The cool part for those of a performance bent is that the 270E is faster than any other road version of the Exige, capable of a top speed of 158 mph and a 0 to 60 mph in 3.88 seconds. The turbocharged engine produces 270 horsepower. So much for the death of performance cars.
Whenever a developing fuel/energy technology is up for discussion, one of the very first questions is, “How will people get it?” Lotus is looking toward a synthetic methanol produced from CO2 taken from the atmosphere and combined with hydrogen. The fuel would use similar engines and it can be stored, transported and sold like gasoline and diesel fuel are now. While the company says the technology to use such a fuel will be available in four to five years, there’s the catch of the supply infrastructure being 15 to 20 years away.

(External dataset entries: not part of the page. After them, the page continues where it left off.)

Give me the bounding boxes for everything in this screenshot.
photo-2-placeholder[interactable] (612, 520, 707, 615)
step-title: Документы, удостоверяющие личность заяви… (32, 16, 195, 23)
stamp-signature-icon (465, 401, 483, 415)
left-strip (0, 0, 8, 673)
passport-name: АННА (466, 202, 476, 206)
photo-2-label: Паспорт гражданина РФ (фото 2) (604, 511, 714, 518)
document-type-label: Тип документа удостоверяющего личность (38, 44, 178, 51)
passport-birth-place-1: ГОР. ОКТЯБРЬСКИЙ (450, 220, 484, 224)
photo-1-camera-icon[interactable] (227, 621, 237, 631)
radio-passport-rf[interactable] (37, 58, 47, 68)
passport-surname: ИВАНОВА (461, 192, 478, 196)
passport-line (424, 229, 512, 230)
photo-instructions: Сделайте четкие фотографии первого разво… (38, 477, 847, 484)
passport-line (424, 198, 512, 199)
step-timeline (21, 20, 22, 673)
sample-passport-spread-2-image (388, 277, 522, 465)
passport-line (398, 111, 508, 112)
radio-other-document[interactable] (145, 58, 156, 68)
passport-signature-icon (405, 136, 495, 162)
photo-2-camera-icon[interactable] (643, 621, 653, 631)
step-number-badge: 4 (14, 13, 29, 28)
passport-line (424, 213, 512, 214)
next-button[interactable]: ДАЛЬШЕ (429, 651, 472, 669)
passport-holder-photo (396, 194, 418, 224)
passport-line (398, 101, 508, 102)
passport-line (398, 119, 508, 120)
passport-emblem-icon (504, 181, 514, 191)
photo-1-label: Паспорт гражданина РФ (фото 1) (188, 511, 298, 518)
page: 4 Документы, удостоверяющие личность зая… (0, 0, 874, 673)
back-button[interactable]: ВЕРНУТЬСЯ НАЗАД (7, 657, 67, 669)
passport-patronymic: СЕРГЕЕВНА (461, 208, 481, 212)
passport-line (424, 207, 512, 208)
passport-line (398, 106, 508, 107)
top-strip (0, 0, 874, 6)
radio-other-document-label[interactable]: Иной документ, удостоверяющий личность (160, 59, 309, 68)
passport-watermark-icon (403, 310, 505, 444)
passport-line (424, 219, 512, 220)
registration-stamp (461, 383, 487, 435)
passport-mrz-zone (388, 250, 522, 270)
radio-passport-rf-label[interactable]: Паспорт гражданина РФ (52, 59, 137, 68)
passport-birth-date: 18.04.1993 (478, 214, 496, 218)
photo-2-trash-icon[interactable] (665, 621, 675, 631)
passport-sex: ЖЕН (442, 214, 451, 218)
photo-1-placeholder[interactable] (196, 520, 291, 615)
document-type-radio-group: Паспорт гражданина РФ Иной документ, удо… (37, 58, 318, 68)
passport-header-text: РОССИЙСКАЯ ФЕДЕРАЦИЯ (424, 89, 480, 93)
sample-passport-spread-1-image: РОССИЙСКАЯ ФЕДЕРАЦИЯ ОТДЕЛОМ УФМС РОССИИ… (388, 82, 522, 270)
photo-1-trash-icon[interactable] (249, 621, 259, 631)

Lotus Exige 270E Tri-fuel Concept – Under the Hood
The Tri-fuel uses the same 1.8-liter, four-cylinder engine as the regular Exige. The Toyota-sourced engine uses an intercooled supercharger and variable-valve time and lift to produce 270 horsepower and 184 lb.-ft. of torque. That’s an increase of 51 horsepower and 25 lb.-ft. of torque over the same basic engine found in the production Exige S.
The rest of the Exige remains unchanged, utilizing an epoxy-bonded aluminum frame with composite fiberglass body panels, independent suspension, four-wheel antilock disc brakes, rack-and-pinion steering and six-speed manual gearbox.